Two Formacil, even though we had promised more. There was no more. Levertov was angry, but to no avail. And the next day it rained hard, out of season. (Asher Schwimmer, having learned from the pioneers’ letters about the strangeness of the Israeli skies between the dry season and the transition season, wrote in Poland, “A land of trespassing clouds / Their constitution of wilderness.”) The laundry had not yet recovered from the miracle of rain when Grandpa Lolek’s Vauxhall suddenly showed up. He brought Grandpa Yosef a wonderful edition of the Babylonian Talmud, with all volumes intact. He’d found a good deal — seventy-five percent off on the whole thing — and he gave it to an excited Grandpa Yosef for free, why not?

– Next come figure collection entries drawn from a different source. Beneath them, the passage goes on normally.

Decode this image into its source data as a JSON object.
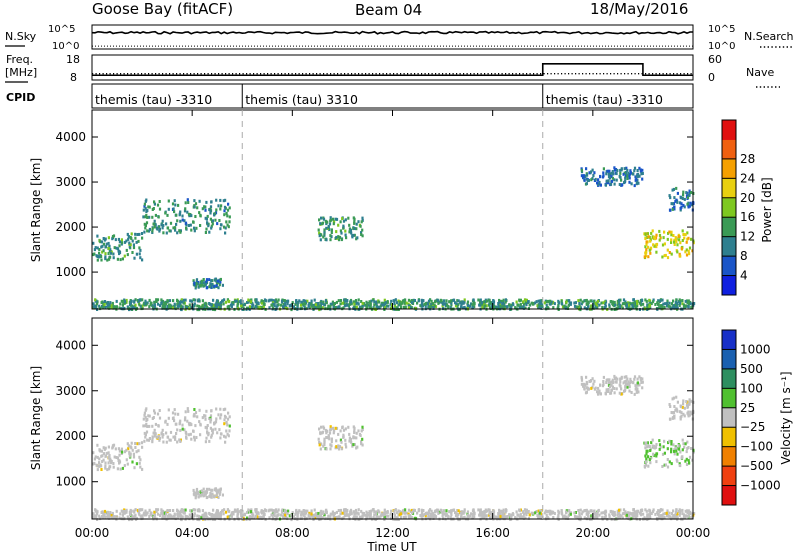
{
  "header": {
    "station": "Goose Bay (fitACF)",
    "beam": "Beam 04",
    "date": "18/May/2016"
  },
  "noise_panel": {
    "left_label": "N.Sky",
    "right_label": "N.Search",
    "left_ticks": [
      "10^5",
      "10^0"
    ],
    "right_ticks": [
      "10^5",
      "10^0"
    ]
  },
  "freq_panel": {
    "left_label_1": "Freq.",
    "left_label_2": "[MHz]",
    "right_label": "Nave",
    "left_ticks": [
      "18",
      "8"
    ],
    "right_ticks": [
      "60",
      "0"
    ]
  },
  "cpid_panel": {
    "label": "CPID",
    "segments": [
      {
        "start_hour": 0,
        "text": "themis (tau) -3310"
      },
      {
        "start_hour": 6,
        "text": "themis (tau) 3310"
      },
      {
        "start_hour": 18,
        "text": "themis (tau) -3310"
      }
    ]
  },
  "x_axis": {
    "title": "Time UT",
    "ticks": [
      "00:00",
      "04:00",
      "08:00",
      "12:00",
      "16:00",
      "20:00",
      "00:00"
    ],
    "tick_hours": [
      0,
      4,
      8,
      12,
      16,
      20,
      24
    ],
    "dashed_marker_hours": [
      6,
      18
    ]
  },
  "power_panel": {
    "ylabel": "Slant Range [km]",
    "yticks": [
      "1000",
      "2000",
      "3000",
      "4000"
    ],
    "colorbar_label": "Power [dB]",
    "colorbar_ticks": [
      "4",
      "8",
      "12",
      "16",
      "20",
      "24",
      "28"
    ],
    "colorbar_colors": [
      "#1020e0",
      "#1a55c8",
      "#2e7f8f",
      "#3a9a55",
      "#7ec820",
      "#e8d010",
      "#f5a000",
      "#f06010",
      "#e01010"
    ]
  },
  "velocity_panel": {
    "ylabel": "Slant Range [km]",
    "yticks": [
      "1000",
      "2000",
      "3000",
      "4000"
    ],
    "colorbar_label": "Velocity [m s⁻¹]",
    "colorbar_ticks": [
      "1000",
      "500",
      "100",
      "25",
      "−25",
      "−100",
      "−500",
      "−1000"
    ],
    "colorbar_colors": [
      "#1830c8",
      "#1a60b0",
      "#2e8f60",
      "#50c030",
      "#c0c0c0",
      "#f0c000",
      "#f08000",
      "#f04010",
      "#e01010"
    ]
  },
  "chart_data": {
    "type": "heatmap",
    "x_range_hours": [
      0,
      24
    ],
    "y_range_km": [
      180,
      4600
    ],
    "noise_sky_level_log10": 3.4,
    "noise_search_level_log10": 0.6,
    "frequency_mhz": [
      {
        "from_hour": 0,
        "to_hour": 18,
        "value": 10.5
      },
      {
        "from_hour": 18,
        "to_hour": 22,
        "value": 16.5
      },
      {
        "from_hour": 22,
        "to_hour": 24,
        "value": 10.5
      }
    ],
    "nave": 20,
    "scatter_regions": [
      {
        "t0": 0.0,
        "t1": 2.0,
        "r0": 1300,
        "r1": 1900,
        "power_db": 10,
        "velocity": 25
      },
      {
        "t0": 2.0,
        "t1": 5.5,
        "r0": 1900,
        "r1": 2650,
        "power_db": 9,
        "velocity": 25
      },
      {
        "t0": 4.0,
        "t1": 5.2,
        "r0": 680,
        "r1": 880,
        "power_db": 8,
        "velocity": 25
      },
      {
        "t0": 9.0,
        "t1": 10.8,
        "r0": 1750,
        "r1": 2250,
        "power_db": 10,
        "velocity": 25
      },
      {
        "t0": 19.5,
        "t1": 22.0,
        "r0": 2950,
        "r1": 3350,
        "power_db": 6,
        "velocity": 25
      },
      {
        "t0": 23.0,
        "t1": 24.0,
        "r0": 2400,
        "r1": 2900,
        "power_db": 6,
        "velocity": 25
      },
      {
        "t0": 22.0,
        "t1": 24.0,
        "r0": 1350,
        "r1": 1950,
        "power_db": 18,
        "velocity": 50
      },
      {
        "t0": 0.0,
        "t1": 24.0,
        "r0": 200,
        "r1": 420,
        "power_db": 10,
        "velocity": 25
      }
    ]
  }
}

“Doll, he fancied himself a boxer, and he trained in the camp. He would get hold of a prisoner and that was it. The prisoner had to hold his head straight so Doll could hit it, and Lord have mercy on anyone who couldn’t hold his head up straight after a round of boxing. But it didn’t matter anyway because after Doll was finished they didn’t stand much of a chance. SS Miete, damn him and all the rest of them, who was in charge of the ‘hospital’ that Doll invented, he would always walk around wherever Doll had been because he knew he’d find clients for his hospital. A bullet in the back of their neck, straight into the pit and that was that. And anyone Doll left after the boxing, this Miete would come quickly to take him to the hospital, one-two. Once, so they said, this was before I came, back in ’42, Doll heard that a real boxer from Krakow had come on a transport. He made a big deal, organized a fight with gloves and everything, on a Sunday, their day of rest. But Doll was well-prepared. Inside his glove he put a little pistol, just in case. As soon as the fight started, while they were still facing each other with their gloves, he couldn’t resist. Through his glove he shot the young man from Krakow. On the spot, that’s that.”
Four more Formacil and some other pills we had gathered up to offer Levertov because we couldn’t get any more Formacil.
One Saturday, we came to visit Grandpa Yosef with our parents. We were strong, fortified by our betrayal. We glanced at Feiga, everything seemed fine. When it was time for tea and the conversation began to slow down to make way for the silence, the dreams, we went outside to play. We walked slowly down Katznelson. In the midday heat only Moshe survived outside, rubbing his hands together, something passing across his face, a kind of smile, as if inside he had completed a quick transaction. The shade from Gershon Klima’s bombax attracted us. We went to see if the trunk had grown any new thorns (someone, perhaps one of the night wanderers, liked to abuse the tree, cutting off its thorns every night). We found a few that had slipped by. We touched them carefully, pricking ourselves painlessly. Our eyes traveled upwards, to Gershon Klima’s forbidden window. We didn’t have to look at each other. The Formacil, the power, the boldness. We decided that today was the day Gershon Klima would take us to the sewer.
We started climbing without a second thought. We skipped easily among the branches all the way to the open window. From there a small jump, and we’d be in the bathroom. We poked our heads in. Before us, inside the bathtub, lay the scarecrow from Adella Greuner’s garden. We wondered, frightened, what was it doing there? We pushed our questions aside to make way for more important matters, but our astonishment kept showering us with its sparks. We found Gershon Klima standing in his room (Not sitting? Always standing or lying?), and before we could formulate our request, he said, “I’ll tell you whatever you want.”